In a world where headlines scream “Recession fears deepen”, “Markets tumble on global cues”, and “Layoffs hit record highs”, one truth remains constant: those with strong financial habits survive—and often thrive—while others scramble.
Market volatility is no longer a rare event. From inflation shocks to geopolitical tensions and tech sector meltdowns, the financial landscape is shifting faster than ever. Add to that the looming fear of a global recession, and it’s clear that relying solely on a salary is no longer enough. You need a financial foundation that can weather storms.
CA Nitin Kaushik, in a post on X, wrote wealth isn’t built during good times. It’s forged during uncertainty. When the world is panicking, disciplined investors are positioning themselves for long-term gains.
This isn’t about guessing the next hot stock or buying Bitcoin at the dip. It’s about mastering money habits that compound quietly, protect you in downturns, and free you in upswings. Real wealth comes from consistency, not chaos.
Whether you’re worried about job security, shrinking returns, or the cost of living—there’s a roadmap to financial resilience. It doesn’t start with earning more. It starts with using what you earn smarter.
Kaushik shared 7 money mantras to be successful even in volatile times. "Most people hustle for money. But the real flex? Making your money hustle for YOU. Here are 7 no-nonsense steps to become financially unshakeable... Money isn’t just for surviving. It’s for building freedom. Start with these. Your bank balance will thank you," Kaushik wrote on X.
Here's an explanation of the money rules:
1. Save 2 months' salary—Minimum
Goal: Break the paycheck-to-paycheck trap.
Why: If you're always one emergency away from chaos, you’re not financially free.
Start with: Automating ₹5,000–₹10,000/month in a liquid or savings account.
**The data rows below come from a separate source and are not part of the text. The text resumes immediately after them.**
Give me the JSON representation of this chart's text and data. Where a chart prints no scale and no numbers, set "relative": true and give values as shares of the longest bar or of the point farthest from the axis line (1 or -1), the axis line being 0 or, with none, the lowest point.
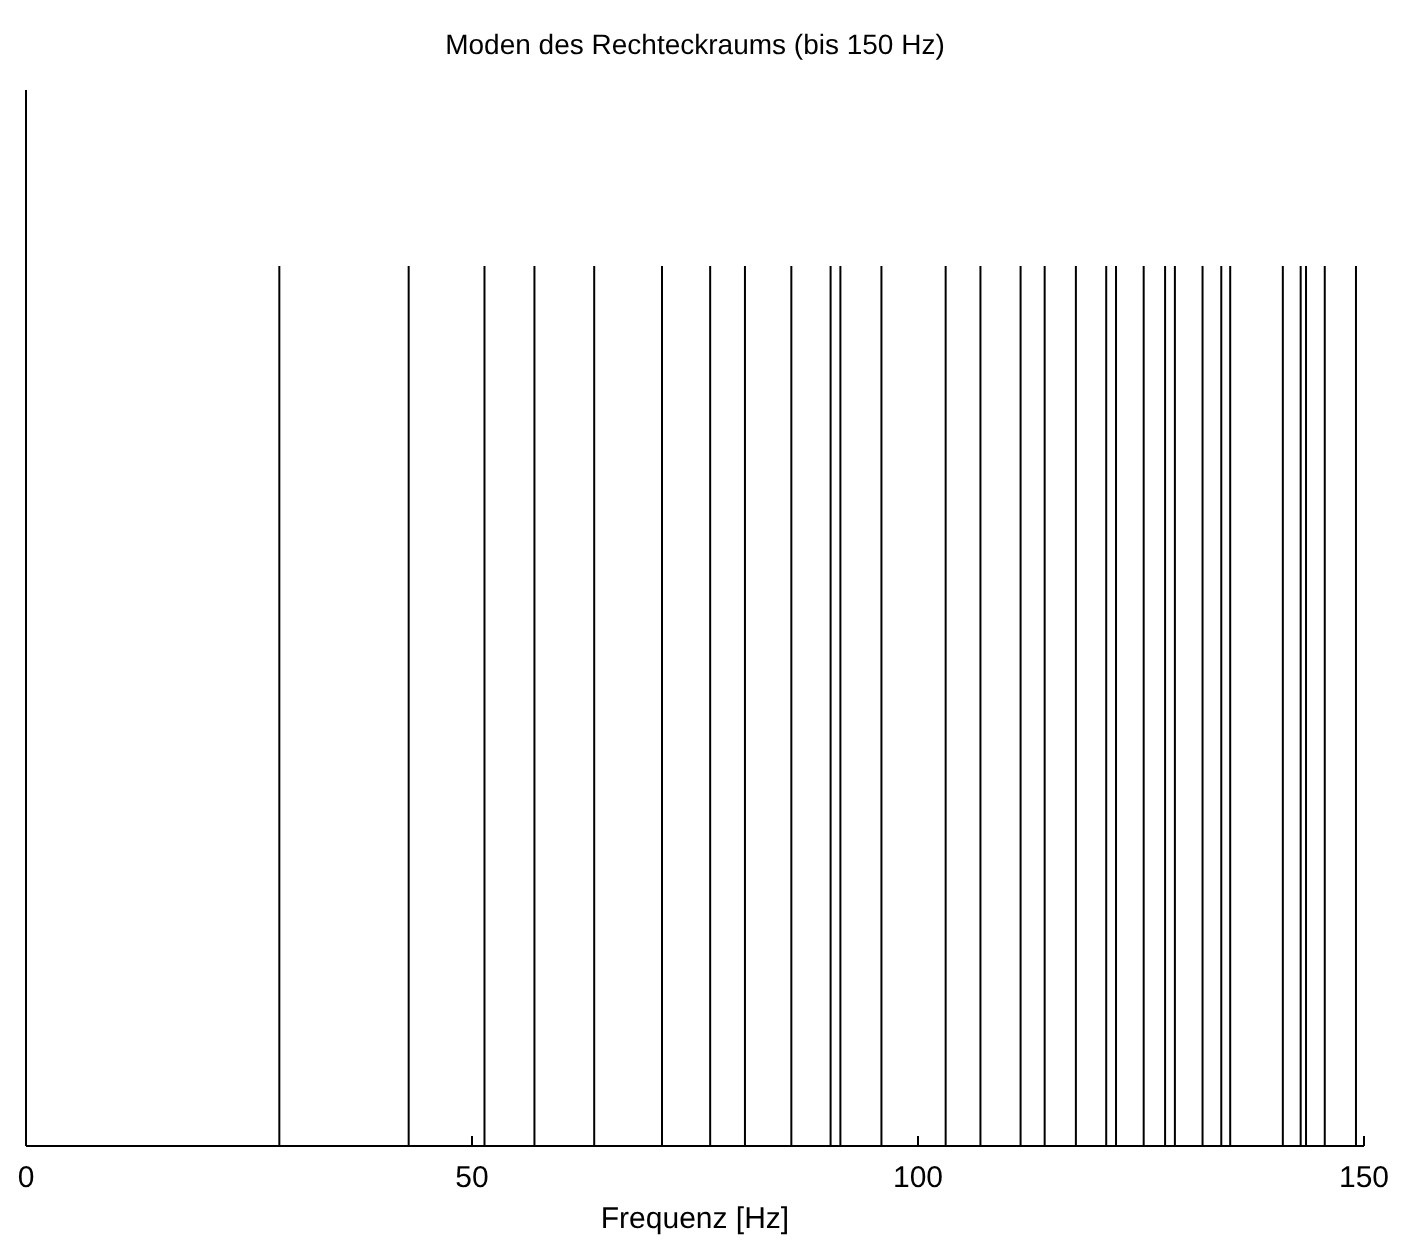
{
  "chart_data": {
    "type": "bar",
    "title": "Moden des Rechteckraums (bis 150 Hz)",
    "xlabel": "Frequenz [Hz]",
    "relative": true,
    "color": "#000000",
    "x": [
      28.4,
      42.9,
      51.4,
      57.0,
      63.7,
      71.3,
      76.7,
      80.6,
      85.8,
      90.2,
      91.3,
      95.9,
      103.1,
      107.0,
      111.5,
      114.2,
      117.7,
      121.1,
      122.2,
      125.3,
      127.7,
      128.8,
      131.9,
      134.0,
      135.0,
      140.9,
      142.9,
      143.5,
      145.6,
      149.1
    ],
    "values": [
      1,
      1,
      1,
      1,
      1,
      1,
      1,
      1,
      1,
      1,
      1,
      1,
      1,
      1,
      1,
      1,
      1,
      1,
      1,
      1,
      1,
      1,
      1,
      1,
      1,
      1,
      1,
      1,
      1,
      1
    ],
    "xlim": [
      0,
      150
    ],
    "xticks": [
      0,
      50,
      100,
      150
    ]
  }
}
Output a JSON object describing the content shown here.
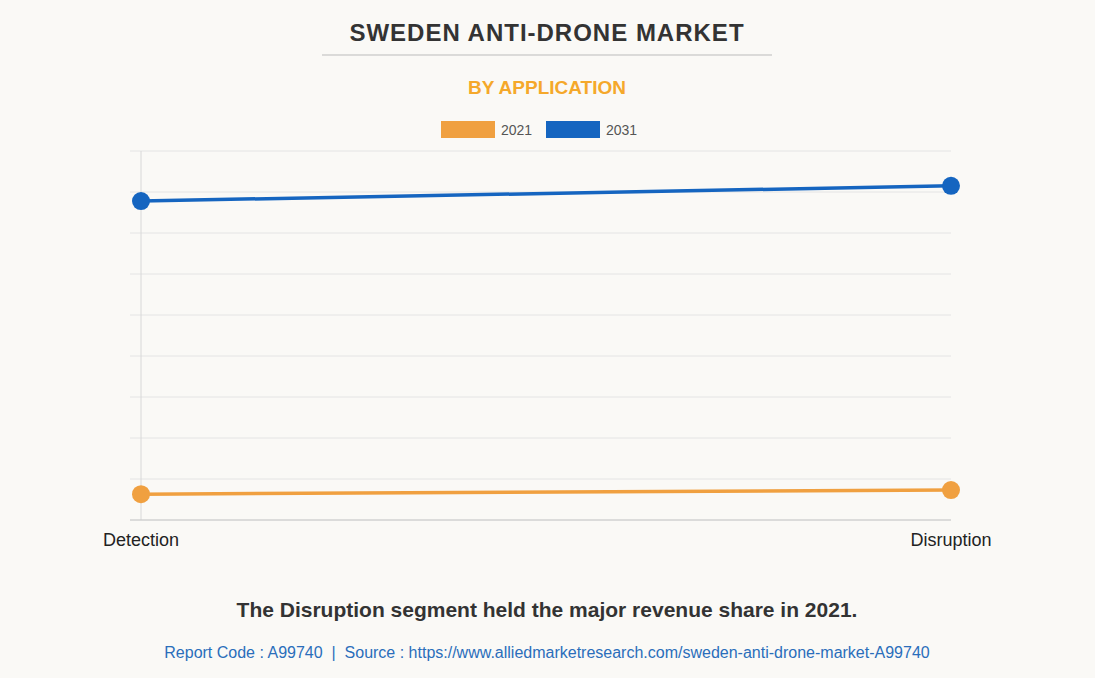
{
  "chart_data": {
    "type": "line",
    "title": "SWEDEN ANTI-DRONE MARKET",
    "subtitle": "BY APPLICATION",
    "caption": "The Disruption segment held the major revenue share in 2021.",
    "source": "Report Code : A99740  |  Source : https://www.alliedmarketresearch.com/sweden-anti-drone-market-A99740",
    "categories": [
      "Detection",
      "Disruption"
    ],
    "series": [
      {
        "name": "2021",
        "color": "#f0a040",
        "values": [
          6.3,
          7.3
        ]
      },
      {
        "name": "2031",
        "color": "#1565c0",
        "values": [
          77.8,
          81.5
        ]
      }
    ],
    "ylim": [
      0,
      90
    ],
    "yticks": [
      0,
      10,
      20,
      30,
      40,
      50,
      60,
      70,
      80,
      90
    ],
    "grid": true,
    "legend": "top",
    "marker": "circle",
    "tick_labels": "x"
  }
}
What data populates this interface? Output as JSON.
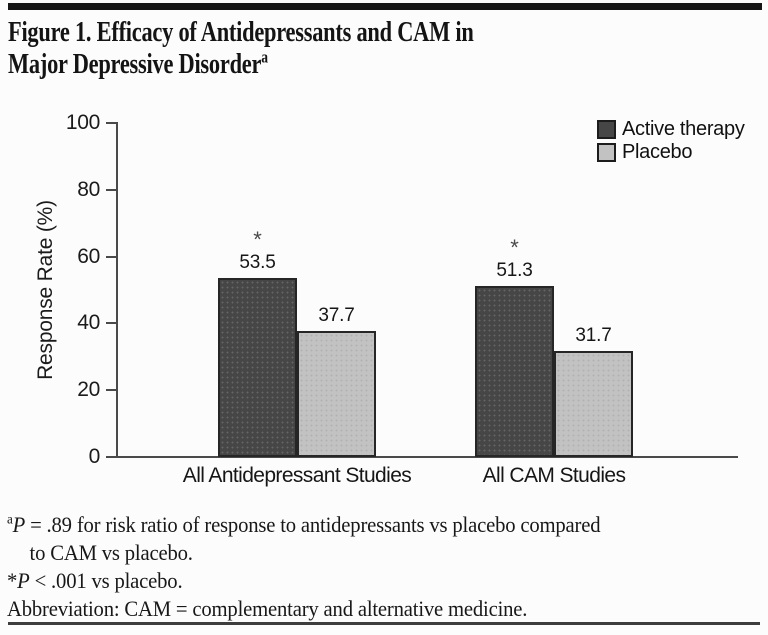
{
  "figure": {
    "title_lines": [
      "Figure 1. Efficacy of Antidepressants and CAM in",
      "Major Depressive Disorder"
    ],
    "title_superscript": "a"
  },
  "chart_data": {
    "type": "bar",
    "title": "Figure 1. Efficacy of Antidepressants and CAM in Major Depressive Disorder",
    "categories": [
      "All Antidepressant Studies",
      "All CAM Studies"
    ],
    "series": [
      {
        "name": "Active therapy",
        "values": [
          53.5,
          51.3
        ],
        "color": "#464646",
        "annotations": [
          "*",
          "*"
        ]
      },
      {
        "name": "Placebo",
        "values": [
          37.7,
          31.7
        ],
        "color": "#c2c2c2",
        "annotations": [
          "",
          ""
        ]
      }
    ],
    "ylabel": "Response Rate (%)",
    "ylim": [
      0,
      100
    ],
    "yticks": [
      0,
      20,
      40,
      60,
      80,
      100
    ],
    "legend_position": "top-right",
    "grid": false,
    "colors": {
      "active_therapy": "#464646",
      "placebo": "#c2c2c2",
      "bar_border": "#262626",
      "axis": "#4a4a4a"
    }
  },
  "footnotes": {
    "sup_a": "a",
    "p1_italic": "P",
    "p1_rest": " = .89 for risk ratio of response to antidepressants vs placebo compared",
    "p1_line2": "to CAM vs placebo.",
    "star": "*",
    "p2_italic": "P",
    "p2_rest": " < .001 vs placebo.",
    "abbreviation": "Abbreviation: CAM = complementary and alternative medicine."
  }
}
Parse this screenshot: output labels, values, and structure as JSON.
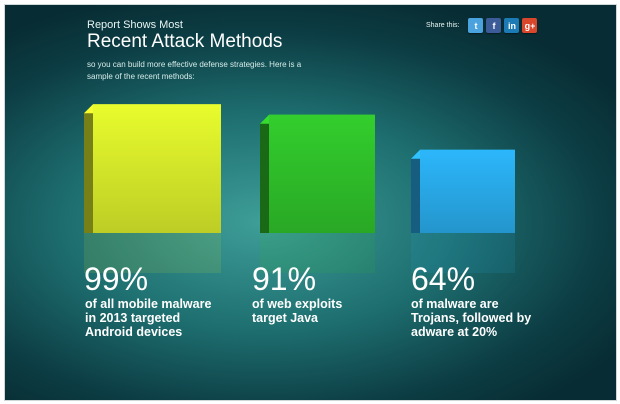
{
  "header": {
    "subtitle": "Report Shows Most",
    "title": "Recent Attack Methods",
    "intro": "so you can build more effective defense strategies. Here is a sample of the recent methods:"
  },
  "share": {
    "label": "Share this:",
    "icons": [
      {
        "name": "twitter-icon",
        "glyph": "t",
        "color": "#4aa3df"
      },
      {
        "name": "facebook-icon",
        "glyph": "f",
        "color": "#3b5b99"
      },
      {
        "name": "linkedin-icon",
        "glyph": "in",
        "color": "#1c7ab5"
      },
      {
        "name": "google-plus-icon",
        "glyph": "g+",
        "color": "#d8462c"
      }
    ]
  },
  "chart_data": {
    "type": "bar",
    "categories": [
      "of all mobile malware in 2013 targeted Android devices",
      "of web exploits target Java",
      "of malware are Trojans, followed by adware at 20%"
    ],
    "values": [
      99,
      91,
      64
    ],
    "value_labels": [
      "99%",
      "91%",
      "64%"
    ],
    "ylim": [
      0,
      100
    ],
    "colors": [
      "#d7e92a",
      "#2fbf2a",
      "#29a9e8"
    ],
    "grid": false,
    "legend": "none"
  }
}
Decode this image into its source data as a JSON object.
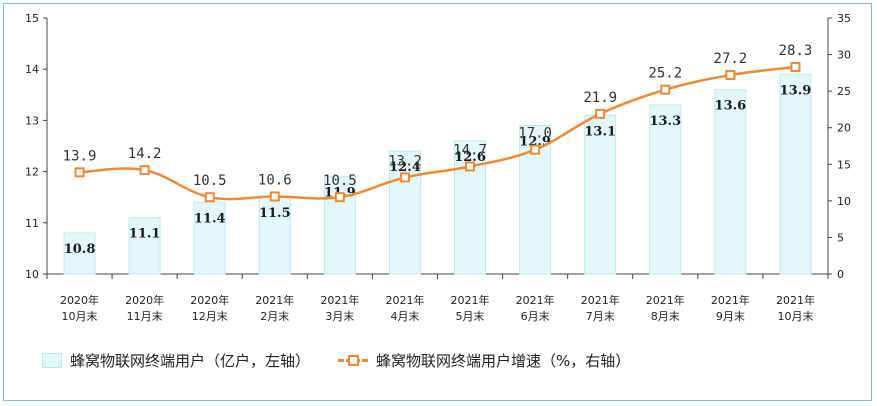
{
  "chart_data": {
    "type": "bar+line",
    "categories": [
      [
        "2020年",
        "10月末"
      ],
      [
        "2020年",
        "11月末"
      ],
      [
        "2020年",
        "12月末"
      ],
      [
        "2021年",
        "2月末"
      ],
      [
        "2021年",
        "3月末"
      ],
      [
        "2021年",
        "4月末"
      ],
      [
        "2021年",
        "5月末"
      ],
      [
        "2021年",
        "6月末"
      ],
      [
        "2021年",
        "7月末"
      ],
      [
        "2021年",
        "8月末"
      ],
      [
        "2021年",
        "9月末"
      ],
      [
        "2021年",
        "10月末"
      ]
    ],
    "series": [
      {
        "name": "蜂窝物联网终端用户（亿户，左轴）",
        "type": "bar",
        "axis": "left",
        "color": "#e3f7fb",
        "values": [
          10.8,
          11.1,
          11.4,
          11.5,
          11.9,
          12.4,
          12.6,
          12.9,
          13.1,
          13.3,
          13.6,
          13.9
        ],
        "labels": [
          "10.8",
          "11.1",
          "11.4",
          "11.5",
          "11.9",
          "12.4",
          "12.6",
          "12.9",
          "13.1",
          "13.3",
          "13.6",
          "13.9"
        ]
      },
      {
        "name": "蜂窝物联网终端用户增速（%，右轴）",
        "type": "line",
        "axis": "right",
        "color": "#ee8a35",
        "values": [
          13.9,
          14.2,
          10.5,
          10.6,
          10.5,
          13.2,
          14.7,
          17.0,
          21.9,
          25.2,
          27.2,
          28.3
        ],
        "labels": [
          "13.9",
          "14.2",
          "10.5",
          "10.6",
          "10.5",
          "13.2",
          "14.7",
          "17.0",
          "21.9",
          "25.2",
          "27.2",
          "28.3"
        ]
      }
    ],
    "left_axis": {
      "min": 10,
      "max": 15,
      "ticks": [
        10,
        11,
        12,
        13,
        14,
        15
      ]
    },
    "right_axis": {
      "min": 0,
      "max": 35,
      "ticks": [
        0,
        5,
        10,
        15,
        20,
        25,
        30,
        35
      ]
    },
    "grid": false,
    "legend": "bottom"
  },
  "legend": {
    "bar_label": "蜂窝物联网终端用户（亿户，左轴）",
    "line_label": "蜂窝物联网终端用户增速（%，右轴）"
  }
}
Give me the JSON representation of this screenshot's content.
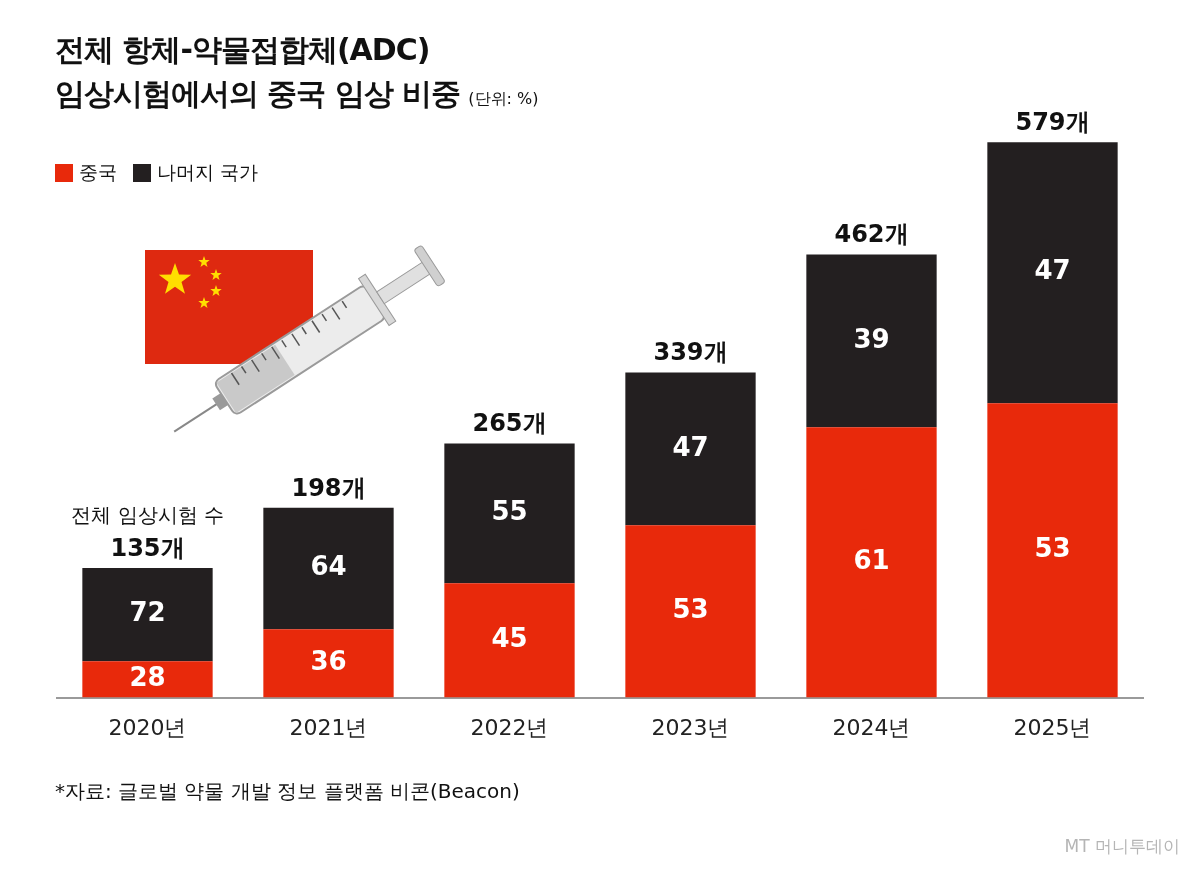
{
  "chart_data": {
    "type": "bar",
    "title": [
      "전체 항체-약물접합체(ADC)",
      "임상시험에서의 중국 임상 비중"
    ],
    "subtitle": "(단위: %)",
    "categories": [
      "2020년",
      "2021년",
      "2022년",
      "2023년",
      "2024년",
      "2025년"
    ],
    "totals": [
      135,
      198,
      265,
      339,
      462,
      579
    ],
    "totals_labels": [
      "135개",
      "198개",
      "265개",
      "339개",
      "462개",
      "579개"
    ],
    "annotation": {
      "text": "전체 임상시험 수",
      "category": "2020년"
    },
    "series": [
      {
        "name": "중국",
        "color": "#e8290b",
        "values": [
          28,
          36,
          45,
          53,
          61,
          53
        ]
      },
      {
        "name": "나머지 국가",
        "color": "#231f20",
        "values": [
          72,
          64,
          55,
          47,
          39,
          47
        ]
      }
    ],
    "stacked": true,
    "data_labels": true,
    "tick_labels": "x",
    "grid": false,
    "legend": "top-left",
    "ylim": [
      0,
      600
    ],
    "source": "*자료: 글로벌 약물 개발 정보 플랫폼 비콘(Beacon)",
    "credit": "MT 머니투데이"
  }
}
2. Build a 3–6 month emergency fund
Goal: Weather job loss, medical crises, or family emergencies without debt.
How: Park it in a high-interest FD, liquid mutual fund, or sweep-in account.
Bonus: Peace of mind is an underrated ROI.
3. Allocate 5–7% for guilt-free spending
Goal: Avoid burnout and impulse splurging.
Tip: Budget for fun. Just don’t YOLO your future.
Buy that gadget or travel—as long as it’s planned, not emotional.
4. Start retirement investing—Now
Goal: Build a ₹1 crore+ corpus without last-minute panic.
How: Start with NPS, EPF, or a simple index fund SIP.
Amount: 5–10% of your salary, invested monthly for 30 years = freedom.
5. Build passive income
Goal: Income while you sleep.
Ideas:
Rent out real estate, camera gear, or vehicles
Create digital products (courses, eBooks)
Dividend stocks, REITs, or bond ladders
Even ₹2,000/month extra compounds big over time.
6. Invest 5–10% monthly
Goal: Beat inflation and build real wealth.
How:
Start SIPs in mutual funds (large-cap, flexi-cap, etc.)
Buy gold (digital or sovereign bonds)
Consider low-cost ETFs or hybrid funds
Even small consistent investing beats one-time big bets.
7. Crush high-interest debt with the 'Snowball'
Goal: Free up cash and reduce stress.
How:
Pay off debts charging 7%+ interest (credit cards, loans) fast
Start with the smallest one → roll over savings to next
Why: Every EMI gone is money back in your pocket.
The next decade will reward those who treat their money like a tool, not a trophy. These seven simple habits won’t just make you “look rich”—they’ll help you build unshakable financial freedom, no matter what the markets throw your way.